= Execution of Yousef Mehrdad and Sadrollah Fazeli Zare =

2023 executions in Iran

Yousef Mehrdad and Sadrollah Fazeli Zare were two men who were executed in Iran on 8 May 2023 for blasphemy. Mehrdad and Zare had run multiple anti-religion online spaces that promoted atheism and criticized Islam.

== Background ==
Mehrdad and Zare had run a Telegram group called "Critique of Superstition and Religion." The government of Iran alleged that the pair ran at least a dozen other online groups and channels, and that the pair had promoted content that insulted Islam, the prophets, and was pro-atheism. The Iranian judiciary also reported that Mehrdad's phone contained a video of a burning Quran, which was shared publicly.

The pair were arrested in May 2020. They were sentenced to death in April 2021; the Supreme Court of Iran confirmed the ruling in July of the same year. Reportedly, both Mehrdad and Zare were not permitted to have family visits or make phone calls for eight months; Mehrdad would go on hunger strike in February 2022 to protest this. Other reports indicated that both men were held in solitary confinement for several months, and were denied access to an attorney. Both men were hanged in Arak Prison on 8 May 2023.

The hangings came after months of protests in response to the death of Mahsa Amini. The Iranian government had increased its use of capital punishment during and after the protests, with its response described as a "crackdown."

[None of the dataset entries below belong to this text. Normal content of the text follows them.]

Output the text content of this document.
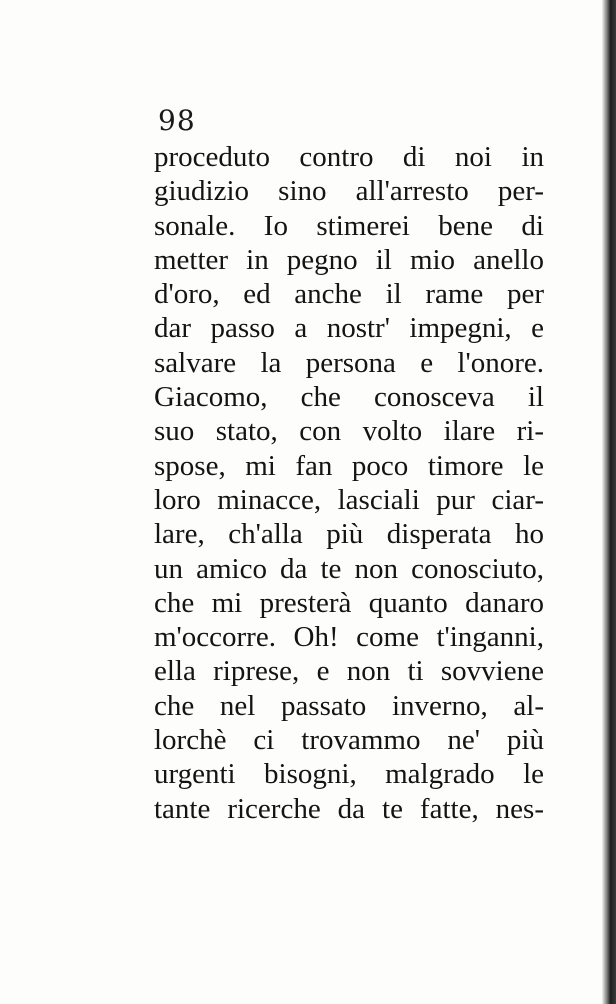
98
proceduto contro di noi in
giudizio sino all'arresto per-
sonale. Io stimerei bene di
metter in pegno il mio anello
d'oro, ed anche il rame per
dar passo a nostr' impegni, e
salvare la persona e l'onore.
Giacomo, che conosceva il
suo stato, con volto ilare ri-
spose, mi fan poco timore le
loro minacce, lasciali pur ciar-
lare, ch'alla più disperata ho
un amico da te non conosciuto,
che mi presterà quanto danaro
m'occorre. Oh! come t'inganni,
ella riprese, e non ti sovviene
che nel passato inverno, al-
lorchè ci trovammo ne' più
urgenti bisogni, malgrado le
tante ricerche da te fatte, nes-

== International response ==
Multiple international organizations criticized the arrest and the execution. Mahmood Amiry-Moghaddam, head of Iran Human Rights, criticized the "medieval nature" of Iran's theocracy in the wake of the execution. Amnesty International described the executions as a "shocking new low for Iran's authorities," and as a "grotesque assault on the rights to life and freedom of religion." Multiple governmental bodies in the United States similarly condemned the executions, and called for an international response. Iranian outlets described these condemnations as "yet another act of interference in Iran’s domestic affairs."